Fadi obéit. Les stries du volet mettent le bateau en mouvement, le font danser et onduler sur les flots, voguer sur place dans Visitation street. Quand Fadi passe devant, l’eau se ride à la base de la coque.
Ren n’attend pas l’approbation de Fadi. « C’est de la bombe, dit-il. Maintenant, vous êtes paré.
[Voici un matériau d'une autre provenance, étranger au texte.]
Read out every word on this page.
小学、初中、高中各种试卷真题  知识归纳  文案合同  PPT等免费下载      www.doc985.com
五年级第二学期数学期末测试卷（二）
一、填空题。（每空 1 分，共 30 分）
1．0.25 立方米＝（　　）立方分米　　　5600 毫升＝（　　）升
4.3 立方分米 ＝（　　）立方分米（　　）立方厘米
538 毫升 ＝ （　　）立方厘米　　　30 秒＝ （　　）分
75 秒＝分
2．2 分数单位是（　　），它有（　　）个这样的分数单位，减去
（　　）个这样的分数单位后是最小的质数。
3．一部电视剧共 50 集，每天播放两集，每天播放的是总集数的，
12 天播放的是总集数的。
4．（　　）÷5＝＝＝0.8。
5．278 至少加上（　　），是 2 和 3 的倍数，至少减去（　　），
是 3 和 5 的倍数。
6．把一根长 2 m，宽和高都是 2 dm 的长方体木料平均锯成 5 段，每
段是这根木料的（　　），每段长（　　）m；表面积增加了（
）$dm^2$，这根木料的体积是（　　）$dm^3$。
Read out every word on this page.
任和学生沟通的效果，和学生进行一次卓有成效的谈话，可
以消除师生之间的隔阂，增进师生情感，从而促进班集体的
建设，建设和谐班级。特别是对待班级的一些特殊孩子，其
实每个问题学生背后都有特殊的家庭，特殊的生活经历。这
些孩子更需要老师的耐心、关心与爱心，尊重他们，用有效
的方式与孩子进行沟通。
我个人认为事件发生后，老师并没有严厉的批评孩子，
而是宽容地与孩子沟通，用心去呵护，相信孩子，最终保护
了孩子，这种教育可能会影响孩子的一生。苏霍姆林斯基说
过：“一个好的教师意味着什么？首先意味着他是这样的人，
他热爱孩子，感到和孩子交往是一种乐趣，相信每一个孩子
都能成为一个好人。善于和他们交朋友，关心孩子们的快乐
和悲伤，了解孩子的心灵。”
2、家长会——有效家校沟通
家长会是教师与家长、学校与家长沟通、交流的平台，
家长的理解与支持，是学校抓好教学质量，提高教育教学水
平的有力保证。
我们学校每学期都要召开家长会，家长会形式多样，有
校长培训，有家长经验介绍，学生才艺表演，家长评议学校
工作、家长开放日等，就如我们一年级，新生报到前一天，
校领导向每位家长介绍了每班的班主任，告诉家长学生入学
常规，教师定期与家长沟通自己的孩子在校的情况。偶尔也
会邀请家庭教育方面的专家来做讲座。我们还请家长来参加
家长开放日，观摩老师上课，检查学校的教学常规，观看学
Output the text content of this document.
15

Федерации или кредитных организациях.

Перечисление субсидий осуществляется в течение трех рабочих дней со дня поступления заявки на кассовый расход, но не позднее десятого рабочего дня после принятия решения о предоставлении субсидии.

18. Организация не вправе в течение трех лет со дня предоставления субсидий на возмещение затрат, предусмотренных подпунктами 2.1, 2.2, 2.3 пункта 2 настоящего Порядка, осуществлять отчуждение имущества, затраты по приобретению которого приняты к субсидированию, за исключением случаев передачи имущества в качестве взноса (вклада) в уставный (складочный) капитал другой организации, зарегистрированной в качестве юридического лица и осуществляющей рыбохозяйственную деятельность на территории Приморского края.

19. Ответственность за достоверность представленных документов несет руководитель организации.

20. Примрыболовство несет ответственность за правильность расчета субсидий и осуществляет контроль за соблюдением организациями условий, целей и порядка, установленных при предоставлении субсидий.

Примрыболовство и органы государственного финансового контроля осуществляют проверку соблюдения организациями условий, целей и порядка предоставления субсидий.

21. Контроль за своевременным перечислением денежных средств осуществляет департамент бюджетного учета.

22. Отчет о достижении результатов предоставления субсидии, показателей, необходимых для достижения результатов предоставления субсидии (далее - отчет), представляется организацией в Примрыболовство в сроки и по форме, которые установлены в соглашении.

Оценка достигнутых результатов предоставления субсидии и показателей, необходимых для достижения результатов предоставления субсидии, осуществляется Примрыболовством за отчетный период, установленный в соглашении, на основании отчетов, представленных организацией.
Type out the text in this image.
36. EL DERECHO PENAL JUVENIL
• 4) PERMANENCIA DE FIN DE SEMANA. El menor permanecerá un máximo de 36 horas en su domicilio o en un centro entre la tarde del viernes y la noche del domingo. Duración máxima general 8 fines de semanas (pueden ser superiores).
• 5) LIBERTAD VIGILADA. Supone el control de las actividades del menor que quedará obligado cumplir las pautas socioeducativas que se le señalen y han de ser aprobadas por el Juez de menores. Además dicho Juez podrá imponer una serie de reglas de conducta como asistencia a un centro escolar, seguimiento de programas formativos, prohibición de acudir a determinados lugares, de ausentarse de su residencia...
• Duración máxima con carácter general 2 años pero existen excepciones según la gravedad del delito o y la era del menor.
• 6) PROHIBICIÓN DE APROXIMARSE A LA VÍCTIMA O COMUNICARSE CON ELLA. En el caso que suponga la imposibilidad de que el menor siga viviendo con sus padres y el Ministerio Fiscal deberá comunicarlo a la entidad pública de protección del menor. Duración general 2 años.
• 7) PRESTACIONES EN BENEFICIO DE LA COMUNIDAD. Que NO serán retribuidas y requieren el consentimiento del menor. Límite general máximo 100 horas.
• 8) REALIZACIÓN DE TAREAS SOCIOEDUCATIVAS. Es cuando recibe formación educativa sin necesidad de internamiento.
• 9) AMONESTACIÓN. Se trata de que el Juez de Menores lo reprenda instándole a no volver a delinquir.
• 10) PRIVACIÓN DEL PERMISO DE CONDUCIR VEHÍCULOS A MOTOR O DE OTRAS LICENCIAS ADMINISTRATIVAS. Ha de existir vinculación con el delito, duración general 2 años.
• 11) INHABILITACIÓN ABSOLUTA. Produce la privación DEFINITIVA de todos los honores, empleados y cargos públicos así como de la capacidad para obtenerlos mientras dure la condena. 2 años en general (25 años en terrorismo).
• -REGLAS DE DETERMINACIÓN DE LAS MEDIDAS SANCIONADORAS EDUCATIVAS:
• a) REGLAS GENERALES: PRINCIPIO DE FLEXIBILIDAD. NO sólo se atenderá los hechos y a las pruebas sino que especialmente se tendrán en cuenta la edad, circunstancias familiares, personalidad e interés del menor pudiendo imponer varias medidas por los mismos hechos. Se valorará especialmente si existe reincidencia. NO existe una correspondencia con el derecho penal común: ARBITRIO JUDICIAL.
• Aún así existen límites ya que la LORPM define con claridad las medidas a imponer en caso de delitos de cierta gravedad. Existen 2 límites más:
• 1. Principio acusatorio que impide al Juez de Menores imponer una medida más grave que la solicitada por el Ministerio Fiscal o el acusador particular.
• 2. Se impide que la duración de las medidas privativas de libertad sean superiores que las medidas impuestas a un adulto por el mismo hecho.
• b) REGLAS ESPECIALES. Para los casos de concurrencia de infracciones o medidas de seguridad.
Aucun de ceux qui descendront des bateaux ne pourra rater votre magasin. »
Fadi va et vient, examine le tableau sous tous les angles, vérifie qu’il s’anime de tous les côtés. »
Le roman aussi, qu’on prend plaisir à parcourir de nouveau pour voir s’animer ces personnages dont la vie ne s’arrête pas une fois le livre refermé.

Lonnie

L’autre côté des docks, Ivy Pochoda, traduit de l’anglais (USA) par Adélaïde Pralon, éditions Liana Lévi, 2013.